= National Smallholders and Agrarian Workers Party =

The National Smallholders and Agrarian Workers Party (OKGFP) (Országos Kisgazda- és Földműves Part) was a Hungarian political party that existed from 1919 to 1922. During its brief existence it was one of the most popular parties in Hungary, and then it merged to become the Unity Party.
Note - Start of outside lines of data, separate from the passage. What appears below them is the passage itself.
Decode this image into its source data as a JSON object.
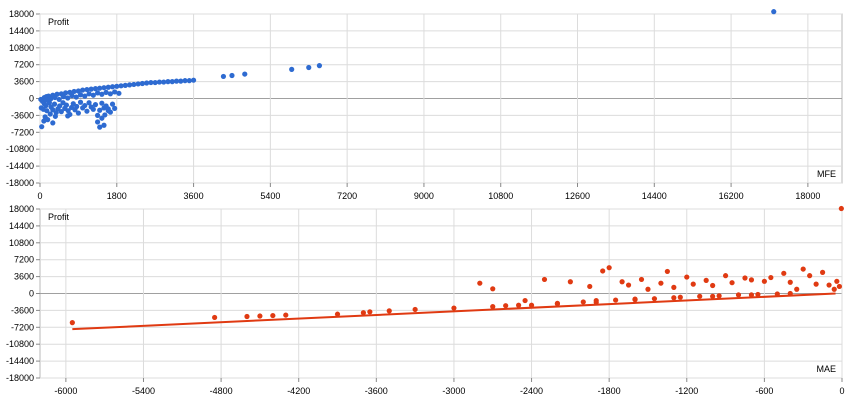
{
  "chart_data": [
    {
      "type": "scatter",
      "title": "",
      "xlabel": "MFE",
      "ylabel": "Profit",
      "xlim": [
        0,
        18800
      ],
      "ylim": [
        -18000,
        18000
      ],
      "xticks": [
        0,
        1800,
        3600,
        5400,
        7200,
        9000,
        10800,
        12600,
        14400,
        16200,
        18000
      ],
      "yticks": [
        18000,
        14400,
        10800,
        7200,
        3600,
        0,
        -3600,
        -7200,
        -10800,
        -14400,
        -18000
      ],
      "grid": true,
      "legend": "none",
      "series": [
        {
          "color": "#2e6bd1",
          "points": [
            [
              20,
              -200
            ],
            [
              60,
              -600
            ],
            [
              100,
              -1100
            ],
            [
              140,
              -1500
            ],
            [
              30,
              -2000
            ],
            [
              80,
              -2300
            ],
            [
              160,
              -2600
            ],
            [
              220,
              -900
            ],
            [
              260,
              -1800
            ],
            [
              300,
              -2400
            ],
            [
              340,
              -1200
            ],
            [
              380,
              -3000
            ],
            [
              420,
              -2200
            ],
            [
              460,
              -1600
            ],
            [
              500,
              -2800
            ],
            [
              540,
              -900
            ],
            [
              580,
              -2100
            ],
            [
              620,
              -1400
            ],
            [
              660,
              -2600
            ],
            [
              700,
              -3400
            ],
            [
              740,
              -1900
            ],
            [
              780,
              -1100
            ],
            [
              820,
              -2400
            ],
            [
              860,
              -1700
            ],
            [
              900,
              -3100
            ],
            [
              950,
              -800
            ],
            [
              1000,
              -2000
            ],
            [
              1050,
              -1500
            ],
            [
              1100,
              -2700
            ],
            [
              1150,
              -900
            ],
            [
              1200,
              -1800
            ],
            [
              1250,
              -2300
            ],
            [
              1300,
              -1300
            ],
            [
              1350,
              -3600
            ],
            [
              1400,
              -2500
            ],
            [
              1450,
              -1000
            ],
            [
              1500,
              -2000
            ],
            [
              1550,
              -1600
            ],
            [
              1600,
              -2600
            ],
            [
              1650,
              -2900
            ],
            [
              1700,
              -1200
            ],
            [
              1750,
              -2100
            ],
            [
              180,
              -4500
            ],
            [
              240,
              -3300
            ],
            [
              120,
              -3900
            ],
            [
              300,
              -5200
            ],
            [
              40,
              -6000
            ],
            [
              90,
              -4800
            ],
            [
              360,
              -3800
            ],
            [
              650,
              -3700
            ],
            [
              1450,
              -4200
            ],
            [
              1350,
              -5000
            ],
            [
              1500,
              -5700
            ],
            [
              1520,
              -3500
            ],
            [
              1400,
              -6100
            ],
            [
              1600,
              -2200
            ],
            [
              100,
              200
            ],
            [
              150,
              400
            ],
            [
              200,
              500
            ],
            [
              300,
              700
            ],
            [
              400,
              900
            ],
            [
              500,
              1000
            ],
            [
              600,
              1200
            ],
            [
              700,
              1300
            ],
            [
              800,
              1500
            ],
            [
              900,
              1600
            ],
            [
              1000,
              1800
            ],
            [
              1100,
              1900
            ],
            [
              1200,
              2000
            ],
            [
              1300,
              2100
            ],
            [
              1400,
              2200
            ],
            [
              1500,
              2300
            ],
            [
              1600,
              2400
            ],
            [
              1700,
              2500
            ],
            [
              1800,
              2600
            ],
            [
              1900,
              2700
            ],
            [
              2000,
              2800
            ],
            [
              2100,
              2900
            ],
            [
              2200,
              3000
            ],
            [
              2300,
              3100
            ],
            [
              2400,
              3200
            ],
            [
              2500,
              3300
            ],
            [
              2600,
              3400
            ],
            [
              2700,
              3400
            ],
            [
              2800,
              3500
            ],
            [
              2900,
              3500
            ],
            [
              3000,
              3600
            ],
            [
              3100,
              3600
            ],
            [
              3200,
              3700
            ],
            [
              3300,
              3700
            ],
            [
              3400,
              3800
            ],
            [
              3500,
              3800
            ],
            [
              3600,
              3900
            ],
            [
              150,
              -300
            ],
            [
              250,
              -100
            ],
            [
              350,
              200
            ],
            [
              450,
              -200
            ],
            [
              550,
              400
            ],
            [
              650,
              100
            ],
            [
              750,
              600
            ],
            [
              850,
              300
            ],
            [
              950,
              800
            ],
            [
              1050,
              500
            ],
            [
              1150,
              1000
            ],
            [
              1250,
              700
            ],
            [
              1350,
              1200
            ],
            [
              1450,
              900
            ],
            [
              1550,
              1300
            ],
            [
              1650,
              1000
            ],
            [
              1750,
              1400
            ],
            [
              1850,
              1100
            ],
            [
              4300,
              4700
            ],
            [
              4500,
              4900
            ],
            [
              4800,
              5200
            ],
            [
              5900,
              6200
            ],
            [
              6300,
              6600
            ],
            [
              6550,
              7000
            ],
            [
              17200,
              18500
            ]
          ]
        }
      ]
    },
    {
      "type": "scatter",
      "title": "",
      "xlabel": "MAE",
      "ylabel": "Profit",
      "xlim": [
        -6200,
        0
      ],
      "ylim": [
        -18000,
        18000
      ],
      "xticks": [
        -6000,
        -5400,
        -4800,
        -4200,
        -3600,
        -3000,
        -2400,
        -1800,
        -1200,
        -600,
        0
      ],
      "yticks": [
        18000,
        14400,
        10800,
        7200,
        3600,
        0,
        -3600,
        -7200,
        -10800,
        -14400,
        -18000
      ],
      "grid": true,
      "legend": "none",
      "series": [
        {
          "color": "#e03a12",
          "line": [
            [
              -5950,
              -7600
            ],
            [
              -50,
              0
            ]
          ],
          "points": [
            [
              -5950,
              -6200
            ],
            [
              -4850,
              -5100
            ],
            [
              -4600,
              -4900
            ],
            [
              -4500,
              -4800
            ],
            [
              -4400,
              -4700
            ],
            [
              -4300,
              -4600
            ],
            [
              -3900,
              -4400
            ],
            [
              -3700,
              -4100
            ],
            [
              -3650,
              -3900
            ],
            [
              -3500,
              -3700
            ],
            [
              -3300,
              -3400
            ],
            [
              -3000,
              -3100
            ],
            [
              -2700,
              -2800
            ],
            [
              -2450,
              -1500
            ],
            [
              -2400,
              -2500
            ],
            [
              -2300,
              3000
            ],
            [
              -2200,
              -2100
            ],
            [
              -2100,
              2500
            ],
            [
              -2000,
              -1800
            ],
            [
              -1950,
              1500
            ],
            [
              -1850,
              4800
            ],
            [
              -1800,
              5500
            ],
            [
              -1750,
              -1400
            ],
            [
              -1700,
              2500
            ],
            [
              -1650,
              1800
            ],
            [
              -1600,
              -1300
            ],
            [
              -1550,
              3000
            ],
            [
              -1500,
              900
            ],
            [
              -1450,
              -1100
            ],
            [
              -1400,
              2200
            ],
            [
              -1350,
              4700
            ],
            [
              -1300,
              1300
            ],
            [
              -1250,
              -800
            ],
            [
              -1200,
              3500
            ],
            [
              -1150,
              2000
            ],
            [
              -1100,
              -600
            ],
            [
              -1050,
              2800
            ],
            [
              -1000,
              1700
            ],
            [
              -950,
              -500
            ],
            [
              -900,
              3800
            ],
            [
              -850,
              2300
            ],
            [
              -800,
              -300
            ],
            [
              -750,
              3300
            ],
            [
              -700,
              2900
            ],
            [
              -650,
              -200
            ],
            [
              -600,
              2600
            ],
            [
              -550,
              3400
            ],
            [
              -500,
              -100
            ],
            [
              -450,
              4300
            ],
            [
              -400,
              2400
            ],
            [
              -350,
              900
            ],
            [
              -300,
              5200
            ],
            [
              -250,
              3800
            ],
            [
              -200,
              2000
            ],
            [
              -150,
              4500
            ],
            [
              -100,
              1800
            ],
            [
              -60,
              900
            ],
            [
              -40,
              2600
            ],
            [
              -20,
              1500
            ],
            [
              -5,
              18100
            ],
            [
              -1900,
              -1500
            ],
            [
              -1600,
              -1200
            ],
            [
              -1300,
              -900
            ],
            [
              -1000,
              -600
            ],
            [
              -700,
              -300
            ],
            [
              -400,
              0
            ],
            [
              -2600,
              -2600
            ],
            [
              -2500,
              -2500
            ],
            [
              -2200,
              -2200
            ],
            [
              -1900,
              -1900
            ],
            [
              -2800,
              2200
            ],
            [
              -2700,
              1000
            ]
          ]
        }
      ]
    }
  ]
}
=='48 Smallholders Party==
The antecedent of OKGFP was formed around 1909 in Transdanubia by peasant politician István Szabó de Nagyatád. It was called the '48 Smallholders Party (48-as Kisgazda Párt, 48KGP). Szabó thought the word "peasant" was insulting so he used the term "smallholder" instead, in contrast to wealthy large land holders. The "'48" was in reference to the Revolutions of 1848. The party did not reject the system of big estates, but envisioned a more equal distribution of land, and suffrage. It tended towards democratic reforms. Szabó gained a seat in Parliament.

==National Smallholders and Agrarian Workers Party==
After World War I, Szabó formed the National Smallholders and Agrarian Workers Party (OKGFP) in January 1919 in preparation for the 1920 elections. It was one of the most popular parties in the country and mostly won the elections of 1920. It joined a government coalition, and in 1922 merged with the Christian National Union Party to form the Christian Farmers, Smallholders and Civic Party, known as the Unity Party. Szabó was the first chairman of the newly formed Unity Party.